(Reuters) - A judge on Thursday told a man who pleaded guilty to being part of a mob assault on a motorist in Detroit that he had needed a father “to beat the hell out of you” and then sentenced the defendant to six months in jail.
Latrez Cummings, 19, was the last of four defendants who pleaded guilty in Wayne County Circuit Court as adults to assaulting motorist Steven Utash, who had accidentally struck a child on April 2.
Judge James Callahan sentenced Cummings to three years probation, the first six months of it to be served in jail, citing in part a lack of a father’s presence. Cummings had told the judge his father was not in his life.
“That’s what you have needed in your life is a father,” Callahan said. “Someone to discipline you, someone to beat the hell out of you when you made a mistake as opposed to allowing you or encouraging you to do it to somebody else.”
Assistant Prosecutor Lisa Lindsey objected to the sentence, saying Cummings had not earned leniency.
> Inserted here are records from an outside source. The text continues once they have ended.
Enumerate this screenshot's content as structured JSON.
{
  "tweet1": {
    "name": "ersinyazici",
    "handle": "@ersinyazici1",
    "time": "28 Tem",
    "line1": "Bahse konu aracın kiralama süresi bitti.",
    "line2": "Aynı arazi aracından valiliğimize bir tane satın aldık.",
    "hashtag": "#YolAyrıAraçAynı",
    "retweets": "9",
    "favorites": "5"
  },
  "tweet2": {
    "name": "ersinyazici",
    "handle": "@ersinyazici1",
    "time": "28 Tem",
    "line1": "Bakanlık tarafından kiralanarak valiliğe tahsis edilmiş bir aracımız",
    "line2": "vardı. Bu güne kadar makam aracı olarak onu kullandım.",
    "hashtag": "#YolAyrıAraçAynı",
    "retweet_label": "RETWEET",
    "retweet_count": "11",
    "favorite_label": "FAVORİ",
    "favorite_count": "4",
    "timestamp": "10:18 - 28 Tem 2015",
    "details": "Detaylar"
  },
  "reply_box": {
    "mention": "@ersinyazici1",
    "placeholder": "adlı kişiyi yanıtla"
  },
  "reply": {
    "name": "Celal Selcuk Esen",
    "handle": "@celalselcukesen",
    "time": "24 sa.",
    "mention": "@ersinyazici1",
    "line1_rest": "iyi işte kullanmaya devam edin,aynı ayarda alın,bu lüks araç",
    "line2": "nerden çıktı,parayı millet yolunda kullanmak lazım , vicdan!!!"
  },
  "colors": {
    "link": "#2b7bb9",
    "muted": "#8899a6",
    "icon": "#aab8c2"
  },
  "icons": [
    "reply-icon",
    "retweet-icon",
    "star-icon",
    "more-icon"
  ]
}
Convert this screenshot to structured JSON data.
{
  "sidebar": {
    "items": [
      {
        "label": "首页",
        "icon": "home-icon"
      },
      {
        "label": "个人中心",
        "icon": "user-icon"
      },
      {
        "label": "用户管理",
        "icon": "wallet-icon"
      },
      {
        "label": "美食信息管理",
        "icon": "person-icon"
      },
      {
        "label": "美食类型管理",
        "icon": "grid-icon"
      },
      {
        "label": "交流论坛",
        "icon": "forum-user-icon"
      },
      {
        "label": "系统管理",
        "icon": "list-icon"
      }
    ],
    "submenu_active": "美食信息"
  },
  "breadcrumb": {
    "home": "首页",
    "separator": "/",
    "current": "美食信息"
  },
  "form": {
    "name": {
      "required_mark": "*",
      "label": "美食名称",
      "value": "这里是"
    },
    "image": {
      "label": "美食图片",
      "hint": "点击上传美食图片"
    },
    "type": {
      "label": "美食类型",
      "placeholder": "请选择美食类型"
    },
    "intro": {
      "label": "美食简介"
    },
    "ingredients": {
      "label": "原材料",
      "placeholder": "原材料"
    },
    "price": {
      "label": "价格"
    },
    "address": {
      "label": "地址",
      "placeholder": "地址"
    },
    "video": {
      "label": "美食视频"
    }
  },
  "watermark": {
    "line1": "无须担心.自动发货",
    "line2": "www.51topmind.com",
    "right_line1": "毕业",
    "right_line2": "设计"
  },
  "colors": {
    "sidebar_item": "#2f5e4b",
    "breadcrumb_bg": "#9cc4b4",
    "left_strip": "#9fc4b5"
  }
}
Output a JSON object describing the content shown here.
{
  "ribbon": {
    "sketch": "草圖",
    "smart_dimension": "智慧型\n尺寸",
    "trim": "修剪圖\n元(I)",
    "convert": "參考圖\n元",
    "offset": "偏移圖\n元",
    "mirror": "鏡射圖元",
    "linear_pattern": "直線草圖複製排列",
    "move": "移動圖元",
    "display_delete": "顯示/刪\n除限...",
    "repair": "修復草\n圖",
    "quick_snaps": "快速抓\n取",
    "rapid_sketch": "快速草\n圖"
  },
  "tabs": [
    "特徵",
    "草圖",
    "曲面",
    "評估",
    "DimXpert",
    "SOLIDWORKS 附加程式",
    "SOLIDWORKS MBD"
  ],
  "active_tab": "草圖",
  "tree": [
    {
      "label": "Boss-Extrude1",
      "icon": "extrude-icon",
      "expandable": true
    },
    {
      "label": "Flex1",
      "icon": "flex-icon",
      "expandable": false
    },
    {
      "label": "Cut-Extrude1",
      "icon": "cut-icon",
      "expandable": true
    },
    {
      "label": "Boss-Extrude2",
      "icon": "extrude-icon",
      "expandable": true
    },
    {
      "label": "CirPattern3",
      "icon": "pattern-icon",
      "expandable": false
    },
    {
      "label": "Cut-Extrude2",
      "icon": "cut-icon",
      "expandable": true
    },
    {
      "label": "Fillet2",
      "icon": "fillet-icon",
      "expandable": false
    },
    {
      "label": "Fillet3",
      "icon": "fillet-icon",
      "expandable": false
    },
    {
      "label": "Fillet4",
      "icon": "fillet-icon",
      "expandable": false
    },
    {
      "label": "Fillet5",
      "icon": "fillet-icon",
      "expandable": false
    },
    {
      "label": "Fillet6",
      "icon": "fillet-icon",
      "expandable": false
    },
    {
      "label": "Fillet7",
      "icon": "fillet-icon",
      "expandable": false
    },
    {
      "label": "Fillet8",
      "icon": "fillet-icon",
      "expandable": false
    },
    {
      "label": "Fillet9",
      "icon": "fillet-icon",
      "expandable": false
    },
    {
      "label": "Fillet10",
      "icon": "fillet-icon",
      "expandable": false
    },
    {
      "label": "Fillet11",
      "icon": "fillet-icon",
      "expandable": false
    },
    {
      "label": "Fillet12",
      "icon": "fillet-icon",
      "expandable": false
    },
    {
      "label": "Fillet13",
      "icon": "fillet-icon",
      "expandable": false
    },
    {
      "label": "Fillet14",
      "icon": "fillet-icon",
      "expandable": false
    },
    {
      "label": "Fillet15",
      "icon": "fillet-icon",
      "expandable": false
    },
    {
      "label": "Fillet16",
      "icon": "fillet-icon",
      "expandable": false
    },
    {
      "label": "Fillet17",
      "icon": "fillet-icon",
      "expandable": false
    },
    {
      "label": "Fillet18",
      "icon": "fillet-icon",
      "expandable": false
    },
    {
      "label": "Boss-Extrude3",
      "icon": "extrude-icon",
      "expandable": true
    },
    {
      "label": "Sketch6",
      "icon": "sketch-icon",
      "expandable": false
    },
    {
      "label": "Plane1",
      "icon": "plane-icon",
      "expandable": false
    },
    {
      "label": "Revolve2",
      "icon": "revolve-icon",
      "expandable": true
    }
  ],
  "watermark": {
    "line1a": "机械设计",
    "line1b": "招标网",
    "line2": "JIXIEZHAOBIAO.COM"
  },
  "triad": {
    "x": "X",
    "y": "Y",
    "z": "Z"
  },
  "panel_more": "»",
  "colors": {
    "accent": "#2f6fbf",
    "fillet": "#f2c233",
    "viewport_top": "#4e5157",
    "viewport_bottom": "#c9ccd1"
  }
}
Callahan said he could understand, as had once been 19, why some problems might arise for a young man who did not have a father’s guidance.
“That is no excuse judge, that is setting a low bar,” Lindsey said. “There are plenty of young black males who live in the city of Detroit who are raised by a single mother who do not, I repeat, do not engage in criminal activity.”
Cummings’ conviction could be expunged if he completes probation without incident.
Utash spent six weeks in the hospital after the beating. The child he hit was treated for a leg injury and released the next day. Police ruled the collision an accident. Prosecutors also had charged a 16-year-old as a juvenile with ethnic intimidation in the attack. Utash is white; the defendants are black. The ethnic intimidation charge was dropped and the teenager pleaded guilty as a juvenile to assault.
Prosecutors said the evidence did not support ethnic intimidation charges against the defendants charged as adults.
Of the other defendants, one was sentenced to up to 10 years in prison, a second to five years probation, the first year to be served in jail, and the third to three years probation in a program where his conviction also could be expunged.